Now, I was experiencing it. My body, usually limited to Tier 6, was being flooded with the essence of a Dragon Prince. I wasn't just holding his power; I was wielding it as my own. For this moment, I was a Tier 8 entity.
But it wasn't just me.
Kaelus let out a roar of pure ecstasy. For years, he had been held back. His growth was meteoric, but he had hit a bottleneck. He was a Prince, a potential Tier 10, but he was bonded to a human who was, comparatively, a thimble trying to hold an ocean. My limitations had been his cage. He had been stuck at a Pseudo-Tier 8, powerful but incomplete.
Now, the cage was gone.
The resonance shattered his bottleneck. The raw power he had been holding back flooded through the bridge, flowing freely between us.
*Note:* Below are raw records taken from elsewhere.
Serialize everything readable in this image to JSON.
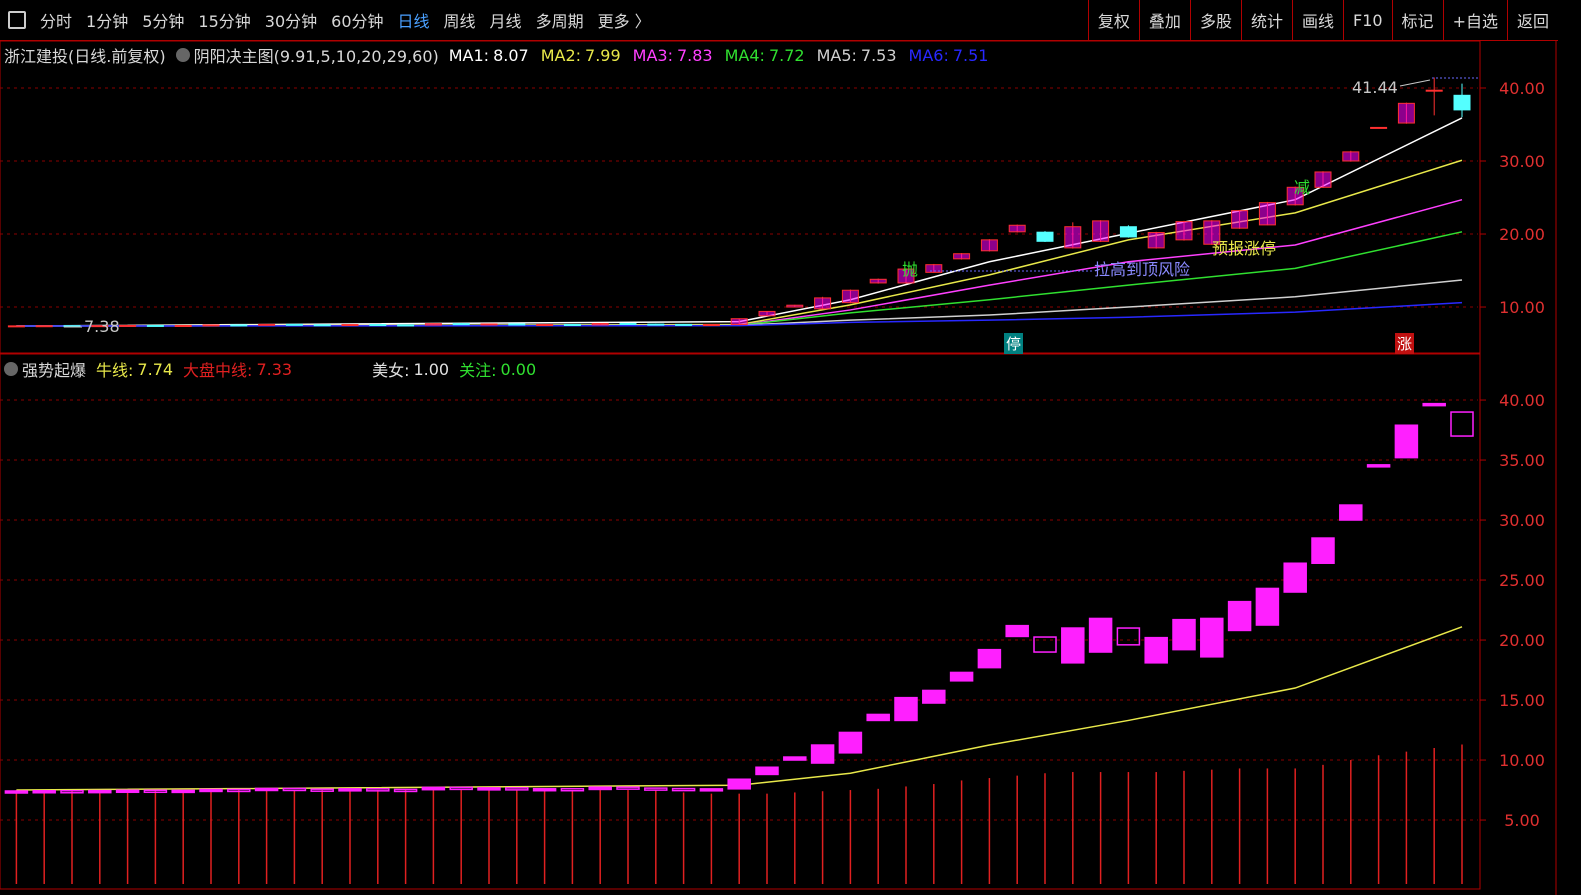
{
  "toolbar": {
    "tabs": [
      "分时",
      "1分钟",
      "5分钟",
      "15分钟",
      "30分钟",
      "60分钟",
      "日线",
      "周线",
      "月线",
      "多周期",
      "更多 〉"
    ],
    "active_index": 6,
    "buttons": [
      "复权",
      "叠加",
      "多股",
      "统计",
      "画线",
      "F10",
      "标记",
      "+自选",
      "返回"
    ]
  },
  "chart_data": [
    {
      "type": "candlestick",
      "title": "浙江建投(日线.前复权)",
      "indicator": "阴阳决主图(9.91,5,10,20,29,60)",
      "candles": [
        [
          7.4,
          7.45,
          7.38,
          7.42
        ],
        [
          7.42,
          7.48,
          7.39,
          7.44
        ],
        [
          7.44,
          7.5,
          7.4,
          7.41
        ],
        [
          7.41,
          7.47,
          7.39,
          7.45
        ],
        [
          7.45,
          7.52,
          7.42,
          7.48
        ],
        [
          7.48,
          7.53,
          7.42,
          7.44
        ],
        [
          7.44,
          7.5,
          7.4,
          7.47
        ],
        [
          7.47,
          7.58,
          7.45,
          7.55
        ],
        [
          7.55,
          7.6,
          7.48,
          7.5
        ],
        [
          7.5,
          7.66,
          7.48,
          7.63
        ],
        [
          7.63,
          7.68,
          7.54,
          7.57
        ],
        [
          7.57,
          7.62,
          7.5,
          7.52
        ],
        [
          7.52,
          7.62,
          7.49,
          7.6
        ],
        [
          7.6,
          7.65,
          7.52,
          7.55
        ],
        [
          7.55,
          7.6,
          7.49,
          7.53
        ],
        [
          7.53,
          7.74,
          7.51,
          7.72
        ],
        [
          7.72,
          7.8,
          7.6,
          7.64
        ],
        [
          7.64,
          7.72,
          7.57,
          7.68
        ],
        [
          7.68,
          7.72,
          7.55,
          7.58
        ],
        [
          7.58,
          7.64,
          7.52,
          7.61
        ],
        [
          7.61,
          7.67,
          7.53,
          7.55
        ],
        [
          7.55,
          7.76,
          7.53,
          7.74
        ],
        [
          7.74,
          7.8,
          7.62,
          7.66
        ],
        [
          7.66,
          7.72,
          7.57,
          7.62
        ],
        [
          7.62,
          7.68,
          7.48,
          7.52
        ],
        [
          7.52,
          7.64,
          7.46,
          7.6
        ],
        [
          7.6,
          8.45,
          7.55,
          8.4
        ],
        [
          8.8,
          9.4,
          8.75,
          9.4
        ],
        [
          10.0,
          10.3,
          9.95,
          10.25
        ],
        [
          9.75,
          11.4,
          9.7,
          11.25
        ],
        [
          10.6,
          12.4,
          10.5,
          12.3
        ],
        [
          13.3,
          13.9,
          13.2,
          13.8
        ],
        [
          13.3,
          15.3,
          13.2,
          15.2
        ],
        [
          14.75,
          15.9,
          14.7,
          15.8
        ],
        [
          16.6,
          17.4,
          16.5,
          17.3
        ],
        [
          17.7,
          19.3,
          17.6,
          19.2
        ],
        [
          20.3,
          21.3,
          20.2,
          21.2
        ],
        [
          20.25,
          20.4,
          18.9,
          19.0
        ],
        [
          18.1,
          21.6,
          18.0,
          21.0
        ],
        [
          19.0,
          21.9,
          18.9,
          21.8
        ],
        [
          21.0,
          21.2,
          19.5,
          19.6
        ],
        [
          18.1,
          20.3,
          18.0,
          20.2
        ],
        [
          19.2,
          21.8,
          19.1,
          21.7
        ],
        [
          18.6,
          21.9,
          18.5,
          21.8
        ],
        [
          20.8,
          23.3,
          20.7,
          23.2
        ],
        [
          21.25,
          24.4,
          21.2,
          24.3
        ],
        [
          24.0,
          26.5,
          23.9,
          26.4
        ],
        [
          26.4,
          28.6,
          26.3,
          28.5
        ],
        [
          30.0,
          31.4,
          29.9,
          31.25
        ],
        [
          34.6,
          34.6,
          34.6,
          34.6
        ],
        [
          35.2,
          38.0,
          35.1,
          37.9
        ],
        [
          39.6,
          41.44,
          36.25,
          39.7
        ],
        [
          39.0,
          40.6,
          36.0,
          37.0
        ]
      ],
      "up_color": "#ff3030",
      "up_fill": "#ff00ff",
      "down_color": "#54ffff",
      "series": [
        {
          "name": "MA1:",
          "value": 8.07,
          "color": "#ffffff",
          "x": [
            0,
            26,
            30,
            35,
            40,
            46,
            52
          ],
          "values": [
            7.4,
            8.0,
            11.0,
            16.2,
            20.1,
            24.7,
            35.9
          ]
        },
        {
          "name": "MA2:",
          "value": 7.99,
          "color": "#e8e84a",
          "x": [
            0,
            26,
            30,
            35,
            40,
            46,
            52
          ],
          "values": [
            7.4,
            7.6,
            10.3,
            14.4,
            19.2,
            22.9,
            30.1
          ]
        },
        {
          "name": "MA3:",
          "value": 7.83,
          "color": "#ff40ff",
          "x": [
            0,
            26,
            30,
            35,
            40,
            46,
            52
          ],
          "values": [
            7.4,
            7.5,
            9.6,
            13.0,
            16.2,
            18.5,
            24.7
          ]
        },
        {
          "name": "MA4:",
          "value": 7.72,
          "color": "#30e030",
          "x": [
            0,
            26,
            30,
            35,
            40,
            46,
            52
          ],
          "values": [
            7.4,
            7.5,
            9.2,
            11.0,
            13.0,
            15.3,
            20.3
          ]
        },
        {
          "name": "MA5:",
          "value": 7.53,
          "color": "#d0d0d0",
          "x": [
            0,
            26,
            30,
            35,
            40,
            46,
            52
          ],
          "values": [
            7.4,
            7.5,
            8.2,
            8.9,
            10.0,
            11.4,
            13.7
          ]
        },
        {
          "name": "MA6:",
          "value": 7.51,
          "color": "#2828ff",
          "x": [
            0,
            26,
            30,
            35,
            40,
            46,
            52
          ],
          "values": [
            7.4,
            7.45,
            7.9,
            8.2,
            8.6,
            9.3,
            10.6
          ]
        }
      ],
      "annotations": [
        "拉高到顶风险",
        "预报涨停",
        "减",
        "抛",
        "停",
        "涨"
      ],
      "ylim": [
        3.84,
        46.3
      ],
      "yticks": [
        {
          "value": 10,
          "label": "10.00"
        },
        {
          "value": 20,
          "label": "20.00"
        },
        {
          "value": 30,
          "label": "30.00"
        },
        {
          "value": 40,
          "label": "40.00"
        }
      ],
      "grid": true
    },
    {
      "type": "box",
      "title": "强势起爆",
      "box_color": "#ff20ff",
      "series": [
        {
          "name": "牛线:",
          "value": 7.74,
          "color": "#e8e84a",
          "type": "line",
          "x": [
            0,
            26,
            30,
            35,
            40,
            46,
            52
          ],
          "values": [
            7.5,
            7.9,
            8.9,
            11.25,
            13.3,
            16.0,
            21.1
          ]
        },
        {
          "name": "大盘中线:",
          "value": 7.33,
          "color": "#e02020",
          "type": "bar",
          "values": [
            7.5,
            7.5,
            7.5,
            7.5,
            7.5,
            7.5,
            7.5,
            7.5,
            7.5,
            7.5,
            7.5,
            7.5,
            7.5,
            7.5,
            7.5,
            7.5,
            7.5,
            7.5,
            7.5,
            7.5,
            7.5,
            7.5,
            7.5,
            7.5,
            7.3,
            7.2,
            7.2,
            7.2,
            7.3,
            7.4,
            7.5,
            7.6,
            7.8,
            8.0,
            8.3,
            8.5,
            8.7,
            8.9,
            9.0,
            9.0,
            9.0,
            9.0,
            9.1,
            9.2,
            9.3,
            9.3,
            9.3,
            9.6,
            10.0,
            10.4,
            10.7,
            11.0,
            11.3
          ]
        },
        {
          "name": "美女:",
          "value": 1,
          "value_label": "1.00",
          "color": "#e0e0e0"
        },
        {
          "name": "关注:",
          "value": 0,
          "value_label": "0.00",
          "color": "#30e030"
        }
      ],
      "ylim": [
        -0.33,
        43.67
      ],
      "yticks": [
        {
          "value": 5,
          "label": "5.00"
        },
        {
          "value": 10,
          "label": "10.00"
        },
        {
          "value": 15,
          "label": "15.00"
        },
        {
          "value": 20,
          "label": "20.00"
        },
        {
          "value": 25,
          "label": "25.00"
        },
        {
          "value": 30,
          "label": "30.00"
        },
        {
          "value": 35,
          "label": "35.00"
        },
        {
          "value": 40,
          "label": "40.00"
        }
      ],
      "grid": true
    }
  ]
}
He grew brighter, his scales shedding the darkness of the void and blazing with the brilliance of a supernova.
He had broken through. He was a true Tier 8.
I feel it, Brother! He roared in my mind. I feel everything!
We were a force of nature. We were the storm.
We flew so fast the sun began to rise in the west, chasing the dawn across the horizon. We crossed the ocean in minutes, the mainland appearing as a dark smudge that rapidly became a coastline, then a forest.
We descended, not because we were tired, but because the earth was calling to us. Kaelus slowed, the spatial warping fading as we glided over a dense, ancient forest in the unclaimed lands.
We landed in a clearing, the impact gentle despite our speed. The grass flattened under Kaelus’s weight. The silence of the morning woods returned, broken only by the chirping of waking birds.
The resonance faded slowly, leaving a warm, tingling sensation in my limbs. I slid off Kaelus’s back, my legs shaking slightly as my boots touched the mossy earth.
I looked at my hands. They were trembling, but not with weakness. I clenched my fist, and the air around it distorted, a faint hum of power lingering.
I was permanently changed. My mana pathways had been scoured and widened. I wasn't at Tier 8 anymore—the resonance had ended. But I wasn't Tier 6, either. I had stepped into that rarified air my father occupied. I was a Pseudo-Tier 8. My body was now capable of holding more, enduring more. When I resonated again, the transition would be seamless.
So this is what it feels like, I thought, looking up at the rising sun filtering through the trees. This is what it means to be a true Dragon Knight.
But the high was fading, and the cost was coming due. The fatigue hit me like a physical blow. The resonance consumed energy at a terrifying rate. My muscles ached, my eyes felt heavy, and a profound weariness settled into my bones.
I looked at Kaelus. He was still in his enlarged form, lying in the center of the clearing. He looked just as exhausted, his starlight dimmed to a soft, sleepy glow. He let out a massive yawn, displaying rows of razor-sharp teeth, then rested his head on his front paws.
Nap time? He suggested, his mental voice groggy.
“Nap time,” I agreed.
I walked over to him. I didn't summon a shelter or a sleeping bag. I simply leaned against his warm, massive flank. He shifted, lifting one of his great wings and draping it over me like a blanket of living night. It was warm, heavy, and safer than any fortress I could ever build.
“We’ll figure it out,” I mumbled, my eyes closing. “The wedding. The war. We’ll figure it out later.”
Together, Kaelus murmured, already drifting off.
And there, in a random forest, miles from my fleet and my responsibilities, curled up under the wing of my brother, I finally slept. Not the sleep of a warlord plotting his next move, but the sleep of a boy who knew he wasn't alone.